Imbolc                                       New Moon (Wild)

Don’t let new law slow PolyMet: Current regulations balance environmental, economic needs.

In its new get soft editorial stance The Star-Tribune glosses over the effects of sulfide mining.  You might call sulfide mine operations serial rapists who use taxes and jobs as rohypnol for legislators and regulators.  A news organization like the Star-Tribune should be immune, but they drank the kool-aid.

Here’s the problem.  There is no instance–NO INSTANCE–where sulfide mining has failed to release toxic pollutants.  These toxins range from the most common sulfuric acid to heavy metals like cadmium and mercury.  Our neighbor Wisconsin has a moratorium on permits for sulfide mines, a moratorium that can be lifted only after a sulfide mine has operated for 10 years and proven itself pollution free in that time.
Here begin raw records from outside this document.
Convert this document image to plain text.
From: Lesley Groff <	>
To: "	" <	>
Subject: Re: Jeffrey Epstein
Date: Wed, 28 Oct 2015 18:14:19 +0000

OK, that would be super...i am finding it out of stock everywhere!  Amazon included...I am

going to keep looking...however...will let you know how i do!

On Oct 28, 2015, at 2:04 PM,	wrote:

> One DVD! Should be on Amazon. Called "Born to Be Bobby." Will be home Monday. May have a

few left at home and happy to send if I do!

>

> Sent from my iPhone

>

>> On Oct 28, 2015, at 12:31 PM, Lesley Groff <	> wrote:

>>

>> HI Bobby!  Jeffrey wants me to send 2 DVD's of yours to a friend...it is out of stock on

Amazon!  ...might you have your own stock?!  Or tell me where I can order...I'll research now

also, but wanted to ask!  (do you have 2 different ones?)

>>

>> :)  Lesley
Northern Minnesota, northern Wisconsin and the Upper Peninsula of Michigan share certain geological similarities, among them the presence of copper and other minerals now deemed important for manufacturing.  The first mine would not be the last.  Far from it.  There are more projects waiting in the wings for Polymet’s proposal to get the go ahead.

Mining in general is a resource frontier industry.  That is, they go into an area with a natural resource, exploit it to exhaustion, then leave, often bankrupting in the individual mine to free up assets for further work in other  areas.  This means their insistence on the jobs they produce and the taxes they pay are no better than love’em and leave’em gifts to the lover who will, for sure, get left behind or married and abandoned with no support.